Конечно же, гетман имел тогда ввиду не советскую Россию, но не глупый был человек. Второй интересный момент. На одном из заседаний правительства обсуждался вопрос о Мазепе. Было решено – Мазепа по-прежнему остается в ранге изменника и предателя. Приведены воспоминания В.А. Ауэрбаха, который был товарищем министра торговли и промышленности в составе правительства Скоропадского. Тогда не использовался термин «свидомый», а использовался термин «щирый». Среди министров оказалось несколько щирых украинцев, которые свои распоряжения писали на украинском языке. И если в департаментах министерств всегда находились люди, которые могли перевести документ на русский, то такие документы, выходившие из министерств, в ведомствах (например на Ж.Д.) были непонятны, вызывали недоумение и затрудняли работу. Ауэрбах вспоминает, как в военном ведомстве придумывали команды на украинском языке, и приводит такой забавный пример: «Ружья на караул!» => “Железяки на пузаки, хоп!» Он также писал:
«Более близкое знакомство с моими многочисленными чиновниками (кажется, в одном только центральном управлении их было 150 человек) на меня производило удручающее впечатление. По-видимому, признаками для их подбора служили не знание дела, опытность и способности, а пораженность украинским шовинизмом и социализмом, и, по крайней мере, знание мовы, а порою и мужиковатость, которая должна была их отличать от лощеных бюрократов старого режима. Директорами департаментов состояли большей частью молодые, неспособные лица, не знавшие законов, имевшие смутное понятие о предметах их ведения, но зато отличавшиеся необычною, столь свойственной незнайкам или полузнайкам смелостью в замыслах и страстью к новизне an und fur sich» В конце своей каденции Ауэрбах писал:
«Первейшая задача гетманского правительства заключалась в создании и укреплении украинской государственности, пользуясь поддерживаемым оккупационной армией внешним порядком. В этом пункте могли сходиться украинцы разных течений – автономисты, федералисты и самостийники – с русскими, думавшими о возрождении России с участием Украины. Но время шло, а украинская государственность не укреплялась.»

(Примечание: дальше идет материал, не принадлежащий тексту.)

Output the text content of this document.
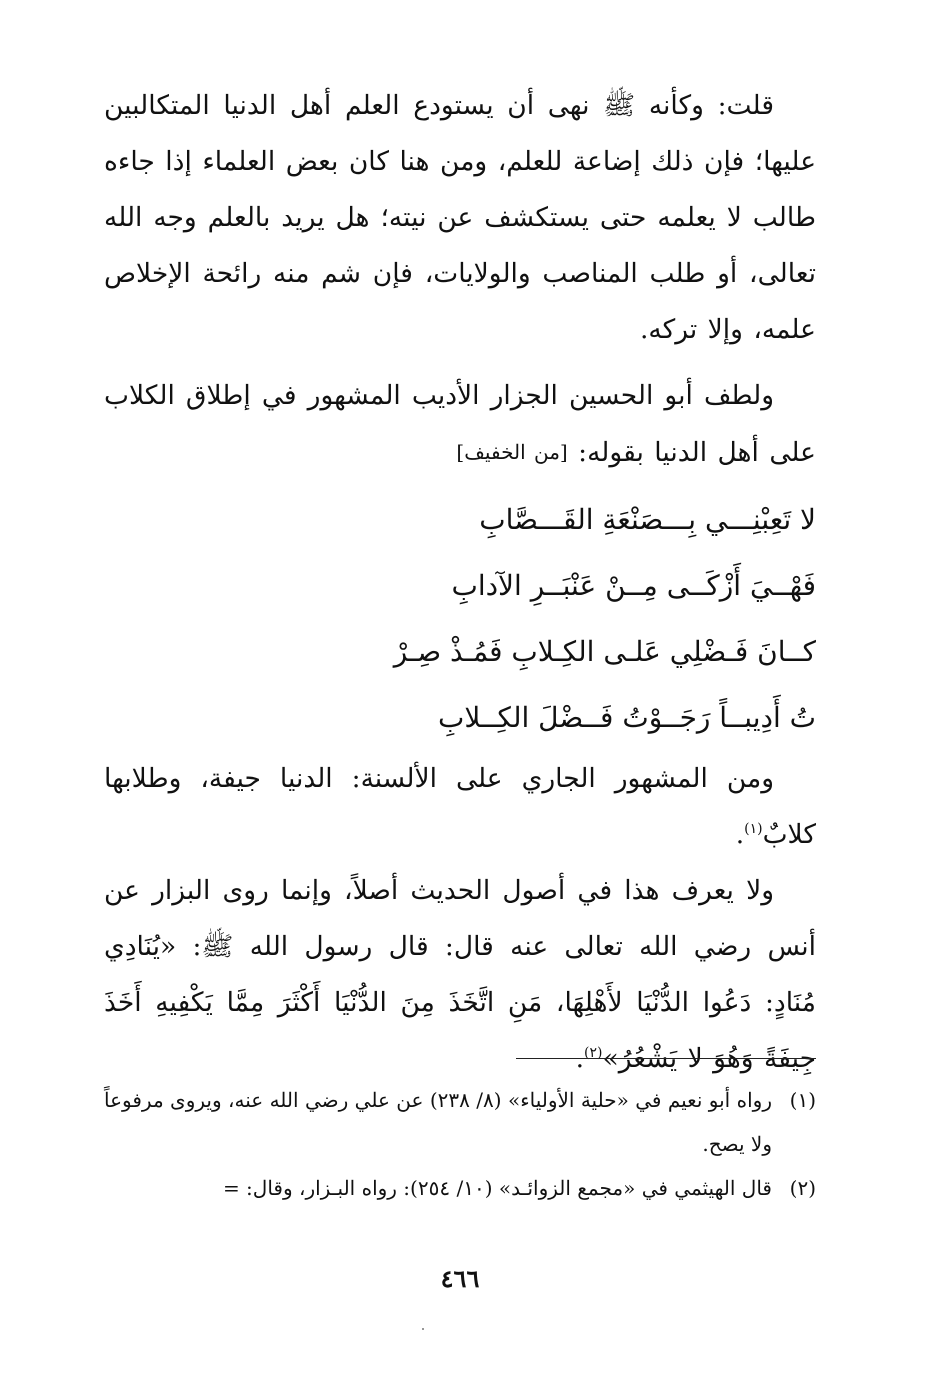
قلت: وكأنه ﷺ نهى أن يستودع العلم أهل الدنيا المتكالبين عليها؛ فإن ذلك إضاعة للعلم، ومن هنا كان بعض العلماء إذا جاءه طالب لا يعلمه حتى يستكشف عن نيته؛ هل يريد بالعلم وجه الله تعالى، أو طلب المناصب والولايات، فإن شم منه رائحة الإخلاص علمه، وإلا تركه.

ولطف أبو الحسين الجزار الأديب المشهور في إطلاق الكلاب على أهل الدنيا بقوله: [من الخفيف]

لا تَعِبْنِـــي بِـــصَنْعَةِ القَـــصَّابِ
فَهْــيَ أَزْكَــى مِــنْ عَنْبَــرِ الآدابِ
كــانَ فَـضْلِي عَلـى الكِـلابِ فَمُـذْ صِـرْ
تُ أَدِيبــاً رَجَــوْتُ فَــضْلَ الكِــلابِ

ومن المشهور الجاري على الألسنة: الدنيا جيفة، وطلابها كلابٌ$^{(١)}$.

ولا يعرف هذا في أصول الحديث أصلاً، وإنما روى البزار عن أنس رضي الله تعالى عنه قال: قال رسول الله ﷺ: «يُنَادِي مُنَادٍ: دَعُوا الدُّنْيَا لأَهْلِهَا، مَنِ اتَّخَذَ مِنَ الدُّنْيَا أَكْثَرَ مِمَّا يَكْفِيهِ أَخَذَ جِيفَةً وَهُوَ لا يَشْعُرُ»$^{(٢)}$.

(١)
رواه أبو نعيم في «حلية الأولياء» (٨/ ٢٣٨) عن علي رضي الله عنه، ويروى مرفوعاً ولا يصح.
(٢)
قال الهيثمي في «مجمع الزوائـد» (١٠/ ٢٥٤): رواه البـزار، وقال: =
٤٦٦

«Добровольческой армии было достаточно двух-трехмесячной организационной работы, чтобы стать способной оказывать сопротивление. Украина после 7 месячной передышки рассыпалась как батавская слеза.»
После падения Скоропадского Ауэрбых уехал в Крым. Он писал:
«В Екатеринославе перед отъездом пришлось часть денег обменять обратно на крбованцц, но, к моему удивлению – хотя удивляться на самом деле было нечему- в пути на станционных базарах «вiльные украiнцы» предпочитали царские и керенские украинским деньгам.»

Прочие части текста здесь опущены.